F1 Score is a single number that balances precision (how many of your positive predictions were correct) and recall (how many of the true positives you actually found). It’s the harmonic mean of the two, so it only gets high when both are high:F1 = 2 × (precision × recall) / (precision + recall).
Teams prefer F1 over plain accuracy when classes are imbalanced (e.g., only a small fraction of items are truly “positive”), because accuracy can look great while the model quietly misses most positives.
In everyday use, you pick a decision threshold (for a classifier’s score) and report precision, recall, and F1 at that threshold. If the business cost of false positives is high (e.g., auto-approving refunds), you might tune for higher precision; if missing positives is worse (e.g., fraud or safety), you push recall up.
F1 provides a neutral middle ground when the costs are comparable. For multi-class or multi-label problems, teams either average per-class F1 equally (macro F1) or weight by support to reflect class frequency (micro/weighted F1). In pixel tasks like medical image segmentation [DICOM annotation], the Dice coefficient commonly reported is mathematically equivalent to F1 measured over pixels.
F1 depends on label quality. Inconsistent or incomplete labels depress both precision and recall, making F1 look worse (or misleadingly better) than the model truly deserves.
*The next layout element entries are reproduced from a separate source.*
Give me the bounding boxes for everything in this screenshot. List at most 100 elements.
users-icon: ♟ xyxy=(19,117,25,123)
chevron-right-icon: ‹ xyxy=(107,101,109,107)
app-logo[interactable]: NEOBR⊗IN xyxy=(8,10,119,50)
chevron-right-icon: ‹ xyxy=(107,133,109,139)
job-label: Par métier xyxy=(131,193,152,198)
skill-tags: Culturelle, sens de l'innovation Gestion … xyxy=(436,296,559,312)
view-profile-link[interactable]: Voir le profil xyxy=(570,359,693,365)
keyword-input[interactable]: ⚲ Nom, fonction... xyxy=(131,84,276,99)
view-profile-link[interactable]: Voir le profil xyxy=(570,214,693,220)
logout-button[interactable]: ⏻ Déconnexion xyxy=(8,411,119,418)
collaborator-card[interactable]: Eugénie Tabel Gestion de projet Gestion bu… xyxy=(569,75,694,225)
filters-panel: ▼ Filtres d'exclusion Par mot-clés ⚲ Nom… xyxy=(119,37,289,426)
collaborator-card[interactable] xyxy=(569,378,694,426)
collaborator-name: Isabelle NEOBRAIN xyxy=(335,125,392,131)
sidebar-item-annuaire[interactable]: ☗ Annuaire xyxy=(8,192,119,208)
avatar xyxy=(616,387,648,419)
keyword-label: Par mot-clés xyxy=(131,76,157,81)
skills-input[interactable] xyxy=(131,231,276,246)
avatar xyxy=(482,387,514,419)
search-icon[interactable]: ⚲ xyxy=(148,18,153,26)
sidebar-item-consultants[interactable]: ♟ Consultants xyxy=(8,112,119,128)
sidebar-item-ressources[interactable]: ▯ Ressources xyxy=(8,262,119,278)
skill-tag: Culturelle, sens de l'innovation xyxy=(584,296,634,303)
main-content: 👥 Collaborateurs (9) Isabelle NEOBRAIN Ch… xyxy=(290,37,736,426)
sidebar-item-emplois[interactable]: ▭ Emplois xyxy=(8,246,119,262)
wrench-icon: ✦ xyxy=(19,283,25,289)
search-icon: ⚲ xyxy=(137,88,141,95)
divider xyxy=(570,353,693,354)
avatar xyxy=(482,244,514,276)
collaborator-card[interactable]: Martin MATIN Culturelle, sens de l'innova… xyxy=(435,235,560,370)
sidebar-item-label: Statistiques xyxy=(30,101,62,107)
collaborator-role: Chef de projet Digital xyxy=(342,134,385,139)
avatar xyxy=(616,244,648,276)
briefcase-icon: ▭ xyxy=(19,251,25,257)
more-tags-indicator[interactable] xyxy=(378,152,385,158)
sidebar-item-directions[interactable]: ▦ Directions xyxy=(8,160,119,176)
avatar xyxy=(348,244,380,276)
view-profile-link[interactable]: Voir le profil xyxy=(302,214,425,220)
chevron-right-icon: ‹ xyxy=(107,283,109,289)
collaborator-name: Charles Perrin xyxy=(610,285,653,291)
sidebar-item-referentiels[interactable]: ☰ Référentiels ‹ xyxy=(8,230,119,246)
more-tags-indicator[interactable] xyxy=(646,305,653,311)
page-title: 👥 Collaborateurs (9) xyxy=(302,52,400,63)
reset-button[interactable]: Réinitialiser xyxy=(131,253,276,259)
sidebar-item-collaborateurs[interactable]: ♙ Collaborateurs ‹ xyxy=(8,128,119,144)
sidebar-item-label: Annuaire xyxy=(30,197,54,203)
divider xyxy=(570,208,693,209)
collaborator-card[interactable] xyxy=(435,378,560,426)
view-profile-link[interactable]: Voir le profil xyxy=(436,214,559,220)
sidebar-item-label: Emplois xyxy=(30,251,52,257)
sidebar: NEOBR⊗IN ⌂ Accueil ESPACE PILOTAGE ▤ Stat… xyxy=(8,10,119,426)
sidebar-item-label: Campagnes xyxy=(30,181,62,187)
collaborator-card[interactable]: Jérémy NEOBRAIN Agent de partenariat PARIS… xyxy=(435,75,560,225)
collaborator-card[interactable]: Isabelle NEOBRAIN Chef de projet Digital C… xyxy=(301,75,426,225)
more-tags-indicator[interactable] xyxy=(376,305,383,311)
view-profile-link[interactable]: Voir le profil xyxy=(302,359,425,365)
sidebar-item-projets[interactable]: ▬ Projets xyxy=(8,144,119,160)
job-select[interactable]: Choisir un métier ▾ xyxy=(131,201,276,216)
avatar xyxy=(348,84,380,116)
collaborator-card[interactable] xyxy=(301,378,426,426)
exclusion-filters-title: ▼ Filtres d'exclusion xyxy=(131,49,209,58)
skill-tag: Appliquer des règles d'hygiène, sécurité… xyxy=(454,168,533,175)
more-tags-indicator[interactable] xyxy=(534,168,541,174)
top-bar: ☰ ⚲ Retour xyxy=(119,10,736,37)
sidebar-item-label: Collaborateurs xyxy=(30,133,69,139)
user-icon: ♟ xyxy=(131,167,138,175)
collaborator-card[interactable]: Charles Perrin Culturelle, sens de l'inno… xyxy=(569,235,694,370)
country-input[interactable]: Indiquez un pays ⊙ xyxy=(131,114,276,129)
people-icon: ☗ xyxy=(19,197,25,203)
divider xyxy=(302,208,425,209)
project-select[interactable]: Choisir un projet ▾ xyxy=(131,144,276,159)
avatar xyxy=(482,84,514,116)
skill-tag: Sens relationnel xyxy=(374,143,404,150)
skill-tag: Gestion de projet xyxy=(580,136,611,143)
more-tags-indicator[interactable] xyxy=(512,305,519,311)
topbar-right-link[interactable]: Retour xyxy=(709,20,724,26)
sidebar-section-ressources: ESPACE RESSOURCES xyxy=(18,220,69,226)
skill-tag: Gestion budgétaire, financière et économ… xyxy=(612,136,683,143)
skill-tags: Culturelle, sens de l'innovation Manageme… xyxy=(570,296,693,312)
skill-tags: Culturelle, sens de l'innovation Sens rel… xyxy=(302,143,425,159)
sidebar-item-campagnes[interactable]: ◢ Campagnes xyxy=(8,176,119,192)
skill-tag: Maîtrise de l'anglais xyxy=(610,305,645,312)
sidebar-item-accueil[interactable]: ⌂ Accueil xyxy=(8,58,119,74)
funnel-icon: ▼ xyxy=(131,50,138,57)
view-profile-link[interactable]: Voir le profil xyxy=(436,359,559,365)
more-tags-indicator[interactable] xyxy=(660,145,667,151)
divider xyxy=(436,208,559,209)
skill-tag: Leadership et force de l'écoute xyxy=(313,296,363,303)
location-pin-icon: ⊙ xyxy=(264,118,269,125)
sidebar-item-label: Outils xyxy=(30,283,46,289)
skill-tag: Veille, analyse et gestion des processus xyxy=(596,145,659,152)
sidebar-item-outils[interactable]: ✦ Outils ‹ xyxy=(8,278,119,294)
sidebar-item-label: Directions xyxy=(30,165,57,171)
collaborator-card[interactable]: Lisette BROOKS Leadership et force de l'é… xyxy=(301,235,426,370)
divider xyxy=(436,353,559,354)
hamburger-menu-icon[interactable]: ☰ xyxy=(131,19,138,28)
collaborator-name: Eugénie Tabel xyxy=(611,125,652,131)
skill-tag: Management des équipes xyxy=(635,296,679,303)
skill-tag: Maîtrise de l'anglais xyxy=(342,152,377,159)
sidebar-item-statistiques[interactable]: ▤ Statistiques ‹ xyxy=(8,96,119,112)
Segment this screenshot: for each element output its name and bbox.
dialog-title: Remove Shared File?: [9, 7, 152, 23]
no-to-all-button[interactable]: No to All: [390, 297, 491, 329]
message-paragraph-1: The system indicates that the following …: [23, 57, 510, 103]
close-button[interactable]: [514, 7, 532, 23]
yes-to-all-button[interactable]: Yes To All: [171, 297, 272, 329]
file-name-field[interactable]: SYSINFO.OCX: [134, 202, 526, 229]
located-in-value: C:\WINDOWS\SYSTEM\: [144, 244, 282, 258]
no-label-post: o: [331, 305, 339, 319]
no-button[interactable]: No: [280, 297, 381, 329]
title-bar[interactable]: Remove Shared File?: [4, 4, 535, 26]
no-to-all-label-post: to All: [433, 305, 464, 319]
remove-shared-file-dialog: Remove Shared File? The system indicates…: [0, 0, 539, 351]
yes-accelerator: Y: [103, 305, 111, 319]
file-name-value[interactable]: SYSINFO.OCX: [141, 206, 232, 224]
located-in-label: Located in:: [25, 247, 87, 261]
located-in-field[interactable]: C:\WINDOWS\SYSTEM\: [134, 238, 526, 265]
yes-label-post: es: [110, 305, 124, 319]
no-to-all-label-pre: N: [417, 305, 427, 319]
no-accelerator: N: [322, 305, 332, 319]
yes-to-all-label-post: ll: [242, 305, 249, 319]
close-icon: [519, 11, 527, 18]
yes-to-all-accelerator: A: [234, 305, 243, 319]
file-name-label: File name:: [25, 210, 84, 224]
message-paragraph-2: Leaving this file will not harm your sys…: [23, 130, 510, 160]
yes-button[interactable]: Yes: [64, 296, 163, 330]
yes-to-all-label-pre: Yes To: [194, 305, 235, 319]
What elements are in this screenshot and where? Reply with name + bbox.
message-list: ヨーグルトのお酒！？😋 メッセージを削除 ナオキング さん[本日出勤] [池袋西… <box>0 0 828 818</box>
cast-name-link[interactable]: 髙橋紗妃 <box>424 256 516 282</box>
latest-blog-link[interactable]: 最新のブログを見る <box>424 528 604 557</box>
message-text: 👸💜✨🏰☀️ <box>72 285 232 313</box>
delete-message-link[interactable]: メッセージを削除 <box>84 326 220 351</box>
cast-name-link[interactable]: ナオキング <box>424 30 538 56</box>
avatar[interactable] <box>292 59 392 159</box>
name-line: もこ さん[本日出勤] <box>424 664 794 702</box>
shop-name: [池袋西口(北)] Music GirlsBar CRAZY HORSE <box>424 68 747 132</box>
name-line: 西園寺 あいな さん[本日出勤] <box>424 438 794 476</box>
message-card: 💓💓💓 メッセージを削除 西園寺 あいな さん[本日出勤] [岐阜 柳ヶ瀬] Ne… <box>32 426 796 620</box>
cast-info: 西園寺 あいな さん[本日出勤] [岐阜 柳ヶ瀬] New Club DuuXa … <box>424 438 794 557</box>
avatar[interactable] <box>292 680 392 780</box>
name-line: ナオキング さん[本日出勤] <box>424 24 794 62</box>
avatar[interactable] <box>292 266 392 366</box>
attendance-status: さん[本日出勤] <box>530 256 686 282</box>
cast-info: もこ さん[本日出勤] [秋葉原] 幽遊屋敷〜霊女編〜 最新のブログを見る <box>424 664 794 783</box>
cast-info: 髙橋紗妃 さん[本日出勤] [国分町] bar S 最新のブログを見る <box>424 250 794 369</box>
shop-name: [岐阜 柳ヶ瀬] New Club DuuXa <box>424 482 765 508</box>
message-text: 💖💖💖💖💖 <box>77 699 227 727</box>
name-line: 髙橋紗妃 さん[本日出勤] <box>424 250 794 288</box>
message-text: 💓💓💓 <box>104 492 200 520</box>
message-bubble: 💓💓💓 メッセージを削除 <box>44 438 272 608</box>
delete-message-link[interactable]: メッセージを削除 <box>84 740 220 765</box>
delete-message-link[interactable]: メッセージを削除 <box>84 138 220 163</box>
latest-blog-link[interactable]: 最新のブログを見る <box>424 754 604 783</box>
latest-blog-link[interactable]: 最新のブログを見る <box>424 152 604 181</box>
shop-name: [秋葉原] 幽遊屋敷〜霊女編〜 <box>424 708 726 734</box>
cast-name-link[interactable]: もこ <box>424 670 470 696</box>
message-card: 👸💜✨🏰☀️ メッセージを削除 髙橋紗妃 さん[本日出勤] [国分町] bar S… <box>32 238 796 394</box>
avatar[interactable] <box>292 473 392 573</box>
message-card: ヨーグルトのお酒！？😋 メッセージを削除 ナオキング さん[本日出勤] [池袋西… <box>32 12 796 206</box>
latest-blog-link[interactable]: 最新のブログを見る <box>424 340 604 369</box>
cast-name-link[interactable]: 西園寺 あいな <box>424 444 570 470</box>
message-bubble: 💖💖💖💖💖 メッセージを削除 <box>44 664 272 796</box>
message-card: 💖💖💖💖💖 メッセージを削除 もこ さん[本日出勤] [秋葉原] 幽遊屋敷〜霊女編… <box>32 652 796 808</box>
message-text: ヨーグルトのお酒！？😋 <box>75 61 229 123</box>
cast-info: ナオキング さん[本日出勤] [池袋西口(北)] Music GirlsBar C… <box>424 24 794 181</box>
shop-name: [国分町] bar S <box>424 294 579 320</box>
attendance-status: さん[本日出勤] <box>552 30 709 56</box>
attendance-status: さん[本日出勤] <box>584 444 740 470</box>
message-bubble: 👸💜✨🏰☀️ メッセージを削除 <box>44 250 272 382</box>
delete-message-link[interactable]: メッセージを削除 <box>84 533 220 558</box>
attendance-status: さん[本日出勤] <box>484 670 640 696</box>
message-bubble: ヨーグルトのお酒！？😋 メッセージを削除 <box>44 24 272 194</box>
A tight annotation workflow—clear guidelines, adjudication of disagreements, and periodic audits—keeps the metric trustworthy and comparable across releases.
Example
Suppose you’re tagging products that truly have “organic cotton” in their specs. There are 120 real positives in your test set. Your model predicts 90 positives; 72 are correct. That gives precision = 72/90 = 0.80 and recall = 72/120 = 0.60. Plugging in: F1 = 2 × (0.80 × 0.60) / (0.80 + 0.60) = 0.69. If you raise the threshold to cut false positives, precision might climb to 0.87 while recall drops to 0.52; F1 would fall to ~0.65, telling you the stricter setting found fewer real positives overall.